So over the numbers
- Christina Curtaccio
- Sep 10, 2015
- 3 min read

Counting macros, obsessing over the scale, the size of our clothes I'm over it all. I had this goal of abs for the summer why? I don't know I thought just once before I'm 30 would be rockin if I could sit on the beach with abs. But I soon realized I was obsessing over food. Obsessing over the numbers. The scale that dreaded evil scale. Why do we let this little machine define us? Does it show how much heart each of us has? Does it reflect the beautiful strong people we are? Before I started counting or obsessing over numbers, I liked me, in fact I loved me, I was and am this independent strong woman who can make it in this ruff life solo. That's an achievement in itself. And I always prided myself in that. That I needed no one to stand on my own two feet. But recently I have turned negative toward myself. Getting frustrated more and more with myself. Calling myself fat or bulky more times than I can count. I know I'm not fat by any means but it doesn't stop the instant feeling when you put something on and it doesn't fit right or you look in the mirror and just feel bigger than normal. We are our own worst critics aren't we? So when did I stop loving me? The negativity seeped in so unnoticed at first until it was all around me and all I really talked about. I don't exactly know when I had the wake up call but I stopped the obsessing, stopped the counting of macros and focused on just eating clean whole foods to nourish my body. All I ever wanted was to be healthy and strong, when that became not enough I'll never know, but I am on a new road to be happy with me again. No more counting, no more scale, no more numbers. And when I have a moment when I'm sure something won't fit me right I'll remind myself of what my body can do, how strong I am physically and mentally. I am kind, loyal, honest, optimistic, and an overall genuine person. I believe in looking for the best in anyone and everyone. I look past faults and never judge.
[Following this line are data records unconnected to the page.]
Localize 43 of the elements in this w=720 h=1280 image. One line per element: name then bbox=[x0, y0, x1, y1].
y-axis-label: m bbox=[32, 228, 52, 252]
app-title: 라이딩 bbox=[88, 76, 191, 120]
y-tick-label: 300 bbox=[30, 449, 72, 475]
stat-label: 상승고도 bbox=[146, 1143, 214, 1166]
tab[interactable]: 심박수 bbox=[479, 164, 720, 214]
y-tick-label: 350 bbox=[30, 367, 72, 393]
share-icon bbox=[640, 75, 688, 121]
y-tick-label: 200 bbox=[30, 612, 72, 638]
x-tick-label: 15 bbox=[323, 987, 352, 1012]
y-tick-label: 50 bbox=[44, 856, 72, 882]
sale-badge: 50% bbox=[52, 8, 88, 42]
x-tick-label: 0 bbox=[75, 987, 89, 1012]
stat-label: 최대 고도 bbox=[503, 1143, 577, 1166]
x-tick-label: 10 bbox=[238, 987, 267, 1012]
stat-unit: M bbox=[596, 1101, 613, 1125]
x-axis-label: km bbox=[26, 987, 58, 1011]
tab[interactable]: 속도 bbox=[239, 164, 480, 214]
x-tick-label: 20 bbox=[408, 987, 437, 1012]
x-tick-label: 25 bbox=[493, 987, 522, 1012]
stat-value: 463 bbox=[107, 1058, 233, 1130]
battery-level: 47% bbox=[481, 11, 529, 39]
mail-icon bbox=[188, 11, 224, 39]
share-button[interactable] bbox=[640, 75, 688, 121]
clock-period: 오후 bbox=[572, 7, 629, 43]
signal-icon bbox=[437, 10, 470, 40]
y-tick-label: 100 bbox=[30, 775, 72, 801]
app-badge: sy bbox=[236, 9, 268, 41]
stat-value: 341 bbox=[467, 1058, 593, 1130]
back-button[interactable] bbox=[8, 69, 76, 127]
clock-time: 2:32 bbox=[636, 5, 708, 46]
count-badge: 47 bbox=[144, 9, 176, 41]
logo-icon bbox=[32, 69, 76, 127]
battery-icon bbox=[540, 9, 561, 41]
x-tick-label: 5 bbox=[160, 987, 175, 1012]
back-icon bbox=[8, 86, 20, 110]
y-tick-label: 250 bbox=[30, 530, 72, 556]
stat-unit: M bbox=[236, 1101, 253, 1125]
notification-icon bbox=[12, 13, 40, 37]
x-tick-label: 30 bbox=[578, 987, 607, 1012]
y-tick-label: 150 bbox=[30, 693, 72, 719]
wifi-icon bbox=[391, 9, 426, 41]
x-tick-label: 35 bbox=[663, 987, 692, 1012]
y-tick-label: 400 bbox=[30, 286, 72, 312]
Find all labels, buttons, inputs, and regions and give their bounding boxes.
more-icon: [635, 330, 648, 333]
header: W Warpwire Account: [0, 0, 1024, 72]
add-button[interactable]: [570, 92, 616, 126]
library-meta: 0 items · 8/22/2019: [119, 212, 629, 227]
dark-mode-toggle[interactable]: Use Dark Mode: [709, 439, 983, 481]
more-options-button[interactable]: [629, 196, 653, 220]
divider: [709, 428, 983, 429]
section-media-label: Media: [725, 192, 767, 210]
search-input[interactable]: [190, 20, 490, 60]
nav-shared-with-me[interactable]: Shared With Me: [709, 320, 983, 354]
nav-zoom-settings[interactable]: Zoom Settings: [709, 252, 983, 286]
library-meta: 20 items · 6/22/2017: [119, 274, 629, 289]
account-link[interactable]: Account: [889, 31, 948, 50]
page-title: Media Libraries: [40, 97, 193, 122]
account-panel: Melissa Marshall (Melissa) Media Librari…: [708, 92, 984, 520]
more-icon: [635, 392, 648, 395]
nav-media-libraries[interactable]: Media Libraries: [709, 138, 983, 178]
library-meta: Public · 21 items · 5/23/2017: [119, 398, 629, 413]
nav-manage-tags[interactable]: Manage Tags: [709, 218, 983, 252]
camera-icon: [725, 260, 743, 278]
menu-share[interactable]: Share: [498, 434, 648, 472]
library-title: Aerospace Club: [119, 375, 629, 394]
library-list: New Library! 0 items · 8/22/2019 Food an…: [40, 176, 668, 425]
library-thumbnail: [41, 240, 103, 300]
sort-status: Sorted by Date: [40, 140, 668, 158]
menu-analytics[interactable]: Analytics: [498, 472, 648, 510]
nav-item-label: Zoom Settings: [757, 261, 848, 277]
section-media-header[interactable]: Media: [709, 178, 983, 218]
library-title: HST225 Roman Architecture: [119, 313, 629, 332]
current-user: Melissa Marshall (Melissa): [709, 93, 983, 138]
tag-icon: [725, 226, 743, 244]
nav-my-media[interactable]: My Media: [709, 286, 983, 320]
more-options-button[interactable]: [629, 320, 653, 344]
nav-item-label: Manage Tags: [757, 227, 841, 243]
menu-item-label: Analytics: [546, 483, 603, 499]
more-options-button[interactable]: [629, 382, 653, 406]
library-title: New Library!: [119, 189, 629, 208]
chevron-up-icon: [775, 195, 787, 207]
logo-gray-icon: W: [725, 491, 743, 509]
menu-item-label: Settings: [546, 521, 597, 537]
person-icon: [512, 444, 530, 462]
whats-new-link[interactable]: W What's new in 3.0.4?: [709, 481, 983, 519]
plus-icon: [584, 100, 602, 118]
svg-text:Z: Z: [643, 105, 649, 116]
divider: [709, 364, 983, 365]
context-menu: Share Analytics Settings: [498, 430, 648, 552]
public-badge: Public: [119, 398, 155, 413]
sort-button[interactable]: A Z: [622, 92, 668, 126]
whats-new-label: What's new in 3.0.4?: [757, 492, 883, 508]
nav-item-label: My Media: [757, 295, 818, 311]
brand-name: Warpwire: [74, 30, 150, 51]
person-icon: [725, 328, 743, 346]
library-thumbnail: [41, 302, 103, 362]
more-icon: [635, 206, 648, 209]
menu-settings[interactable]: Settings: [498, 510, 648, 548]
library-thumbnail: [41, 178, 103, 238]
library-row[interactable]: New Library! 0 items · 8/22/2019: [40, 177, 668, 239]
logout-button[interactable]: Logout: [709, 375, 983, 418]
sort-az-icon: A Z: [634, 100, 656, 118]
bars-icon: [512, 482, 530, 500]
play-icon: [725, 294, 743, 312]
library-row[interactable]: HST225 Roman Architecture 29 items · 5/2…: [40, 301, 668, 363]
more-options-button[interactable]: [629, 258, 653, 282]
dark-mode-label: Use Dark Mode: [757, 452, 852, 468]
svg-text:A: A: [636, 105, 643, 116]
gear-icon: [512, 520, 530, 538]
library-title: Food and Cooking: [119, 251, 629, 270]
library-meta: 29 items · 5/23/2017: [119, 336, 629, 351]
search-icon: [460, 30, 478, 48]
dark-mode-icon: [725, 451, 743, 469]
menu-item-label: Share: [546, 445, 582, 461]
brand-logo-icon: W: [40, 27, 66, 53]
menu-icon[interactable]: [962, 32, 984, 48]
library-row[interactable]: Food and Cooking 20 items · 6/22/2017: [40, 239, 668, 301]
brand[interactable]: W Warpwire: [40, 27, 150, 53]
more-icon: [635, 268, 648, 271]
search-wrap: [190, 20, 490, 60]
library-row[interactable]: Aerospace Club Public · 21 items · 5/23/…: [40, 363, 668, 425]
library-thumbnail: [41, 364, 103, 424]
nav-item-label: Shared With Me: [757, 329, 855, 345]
I try to see beauty in everything. I have a beautiful soul. I have a lot to be proud of and a lot to offer as a friend, sister, daughter, ect ect. We need to stop putting ourselves down and start embracing our beauty. Because that exactly what we all are... beautiful.
About this Guest Blogger

My name is Christina Curtaccio, I'm very new to the blog world so any tips along the way are welcomed!! I'm a 29 year old woman who, finds the best in everyone and everything. I forgive easily, but never forget. I'm a lover of lots and a hater of nothing. (Hate is such a strong word after-all) I'm a hairstylist, crossfitter, newbie weightlifter, and fur baby mama! I have a 1 year old Pitbull mix named Jax, who is my absolute world! I started out at a local Crossfit gym 2 years ago and never been more motivated by a gym environment! Since then I have moved to another location to focus on some goals I have and haven't been disappointed! I am now getting into Olympic weightlifting and have even competed at my first ever meet! I love trying new things, but most of all I love trying new FOOD! I love to cook and experiment in the kitchen! I created my blog originally to help keep me accountable to get my eating habits back on track after a splurge on holiday food. Then it became a place I could start to throw my thoughts out there and share recipes with my family and friends. I fell off the band wagon because, well life really, but I went through a breakup and needed to focus on me. I'm back and ready to share my love of Hair, Crossfit, Lifting, Health, Life and FOOD!